Jan is vanavond zonder veel protest gaan slapen, maar net als de vorige avonden zei hij, eenmaal in bed: maar ik ben niet moe! Duizend man sterk dus. Geen probleem, zei ik, rust dan alleen een beetje. Nog geen vijf minuten later lag hij wel al te ronken.

Louis en Zelie trekken het nog wel een beetje. Voor zover ik zie leest Zelie nog in bed en Louis horen we na een half uurtje nog eens naar het toilet gaan. Maar ze zijn tenminste gescheiden en al slapen ze niet, ze rusten toch.

Stilte

Nu. Hier in huis. Niets te horen behalve de geluiden op straat en het getokkel op mijn keyboard.

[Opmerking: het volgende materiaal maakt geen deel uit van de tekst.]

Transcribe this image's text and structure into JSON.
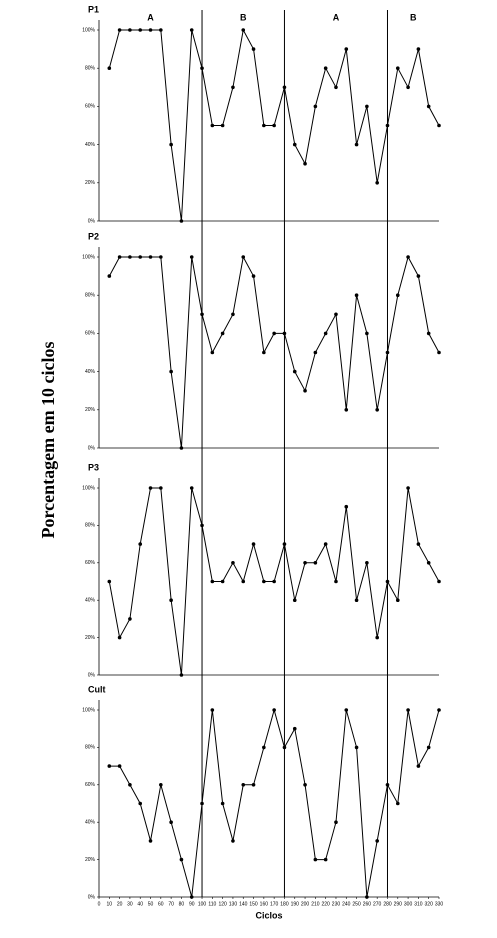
{
  "y_label": "Porcentagem em 10 ciclos",
  "chart_data": [
    {
      "type": "line",
      "title": "P1",
      "color": "#000000",
      "phase_labels": [
        "A",
        "B",
        "A",
        "B"
      ],
      "phase_bounds": [
        100,
        180,
        280
      ],
      "x": [
        10,
        20,
        30,
        40,
        50,
        60,
        70,
        80,
        90,
        100,
        110,
        120,
        130,
        140,
        150,
        160,
        170,
        180,
        190,
        200,
        210,
        220,
        230,
        240,
        250,
        260,
        270,
        280,
        290,
        300,
        310,
        320,
        330
      ],
      "values": [
        80,
        100,
        100,
        100,
        100,
        100,
        40,
        0,
        100,
        80,
        50,
        50,
        70,
        100,
        90,
        50,
        50,
        70,
        40,
        30,
        60,
        80,
        70,
        90,
        40,
        60,
        20,
        50,
        80,
        70,
        90,
        60,
        50
      ],
      "xlim": [
        0,
        330
      ],
      "ylim": [
        0,
        100
      ],
      "yticks": [
        {
          "value": 0,
          "label": "0%"
        },
        {
          "value": 20,
          "label": "20%"
        },
        {
          "value": 40,
          "label": "40%"
        },
        {
          "value": 60,
          "label": "60%"
        },
        {
          "value": 80,
          "label": "80%"
        },
        {
          "value": 100,
          "label": "100%"
        }
      ]
    },
    {
      "type": "line",
      "title": "P2",
      "color": "#000000",
      "x": [
        10,
        20,
        30,
        40,
        50,
        60,
        70,
        80,
        90,
        100,
        110,
        120,
        130,
        140,
        150,
        160,
        170,
        180,
        190,
        200,
        210,
        220,
        230,
        240,
        250,
        260,
        270,
        280,
        290,
        300,
        310,
        320,
        330
      ],
      "values": [
        90,
        100,
        100,
        100,
        100,
        100,
        40,
        0,
        100,
        70,
        50,
        60,
        70,
        100,
        90,
        50,
        60,
        60,
        40,
        30,
        50,
        60,
        70,
        20,
        80,
        60,
        20,
        50,
        80,
        100,
        90,
        60,
        50
      ],
      "xlim": [
        0,
        330
      ],
      "ylim": [
        0,
        100
      ],
      "yticks": [
        {
          "value": 0,
          "label": "0%"
        },
        {
          "value": 20,
          "label": "20%"
        },
        {
          "value": 40,
          "label": "40%"
        },
        {
          "value": 60,
          "label": "60%"
        },
        {
          "value": 80,
          "label": "80%"
        },
        {
          "value": 100,
          "label": "100%"
        }
      ]
    },
    {
      "type": "line",
      "title": "P3",
      "color": "#000000",
      "x": [
        10,
        20,
        30,
        40,
        50,
        60,
        70,
        80,
        90,
        100,
        110,
        120,
        130,
        140,
        150,
        160,
        170,
        180,
        190,
        200,
        210,
        220,
        230,
        240,
        250,
        260,
        270,
        280,
        290,
        300,
        310,
        320,
        330
      ],
      "values": [
        50,
        20,
        30,
        70,
        100,
        100,
        40,
        0,
        100,
        80,
        50,
        50,
        60,
        50,
        70,
        50,
        50,
        70,
        40,
        60,
        60,
        70,
        50,
        90,
        40,
        60,
        20,
        50,
        40,
        100,
        70,
        60,
        50
      ],
      "xlim": [
        0,
        330
      ],
      "ylim": [
        0,
        100
      ],
      "yticks": [
        {
          "value": 0,
          "label": "0%"
        },
        {
          "value": 20,
          "label": "20%"
        },
        {
          "value": 40,
          "label": "40%"
        },
        {
          "value": 60,
          "label": "60%"
        },
        {
          "value": 80,
          "label": "80%"
        },
        {
          "value": 100,
          "label": "100%"
        }
      ]
    },
    {
      "type": "line",
      "title": "Cult",
      "color": "#000000",
      "xlabel": "Ciclos",
      "x": [
        10,
        20,
        30,
        40,
        50,
        60,
        70,
        80,
        90,
        100,
        110,
        120,
        130,
        140,
        150,
        160,
        170,
        180,
        190,
        200,
        210,
        220,
        230,
        240,
        250,
        260,
        270,
        280,
        290,
        300,
        310,
        320,
        330
      ],
      "values": [
        70,
        70,
        60,
        50,
        30,
        60,
        40,
        20,
        0,
        50,
        100,
        50,
        30,
        60,
        60,
        80,
        100,
        80,
        90,
        60,
        20,
        20,
        40,
        100,
        80,
        0,
        30,
        60,
        50,
        100,
        70,
        80,
        100
      ],
      "xlim": [
        0,
        330
      ],
      "ylim": [
        0,
        100
      ],
      "xticks": [
        0,
        10,
        20,
        30,
        40,
        50,
        60,
        70,
        80,
        90,
        100,
        110,
        120,
        130,
        140,
        150,
        160,
        170,
        180,
        190,
        200,
        210,
        220,
        230,
        240,
        250,
        260,
        270,
        280,
        290,
        300,
        310,
        320,
        330
      ],
      "yticks": [
        {
          "value": 0,
          "label": "0%"
        },
        {
          "value": 20,
          "label": "20%"
        },
        {
          "value": 40,
          "label": "40%"
        },
        {
          "value": 60,
          "label": "60%"
        },
        {
          "value": 80,
          "label": "80%"
        },
        {
          "value": 100,
          "label": "100%"
        }
      ]
    }
  ]
}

Michel is naar de cinema met de drie oudsten. Anna ligt boven in haar bedje te slapen. En ik ben babysit van dienst, volledig vrijwillig. Enerzijds omdat ik vond dat Michel eens iets met de kinderen moest doen. Na 10 dagen Gentse Feesten was hij een beetje uitgeput en moest hij recupereren (wij ook trouwens), maar inclusief vandaag blijven er uiteindelijk voor hem maar drie vakantiedagen over. Tijd voor de kindjes dus en ze waren zeer opgewonden bij het vooruitzicht om iets met papa te doen.

Anderzijds omdat ik uitkeek naar twee uur stilte en rust. Even leek het te mislukken. Anna was in de auto in slaap gevallen op terugweg naar huis en ik was bang dat ze, eens thuis, wakker zou worden en niet meer zou willen gaan slapen. Maar gelukkig geen probleem. Toen ik Anna uit de auto nam legde ze direct haar hoofdje op mijn schouder. Even heeft ze haar hoofdje opgeheven toen ik de voordeur open en dicht deed, maar toen ze zag waar we waren legde ze haar hoofd onmiddellijk weer neer en toen ik haar in bed legde sliep ze alweer zeer vast. Ondertussen heb ik nog geen kik gehoord.

Een mens kan toch genieten van de simpele dingen in het leven.

Mossels met friet

Deze middag mossels met frieten gegeten. De kinderen vinden het zalig lekker, het is gemakkelijk klaar te maken en zo lang duurt het niet en ik ben er ook helemaal voor te vinden. Het was voor Anna de eerste keer en zij was niet zo overtuigd van de mossels (ze heeft er maar twee gegeten), maar de frietjes hebben haar wel gesmaakt. Zelie, Louis en ik hebben onze buik meer dan rond gegeten, zo lekker waren ze. Jan was deze keer ook minder enthousiast, maar hij heeft toch deftig gegeten.

Tijdens het eten is vriendin E. toegekomen en na het eten heb ik eerst Anna in bed gestoken voor haar middagdutje (ze is trouwens weer 100% genezen hoor), waarna ik met mijn vriendin een kopje koffie heb gedronken en gezellig gekletst heb.

Nu is E. net vertrokken en de kinderen zijn nu al een tijdje boven aan het spelen in onze slaapkamer. Ik weet begod niet wat ze daar allemaal aan het doen zijn en in principe mag het niet, maar ik heb nu echt geen zin om de strenge mama uit te hangen. Ik amuseer mij momenteel te veel met na te genieten van de rest van mijn koffie en naar het kabaal te luisteren.

Soms zijn er zo van die zalige momenten in het leven … die je dan rap opschrijft om niet direct te vergeten.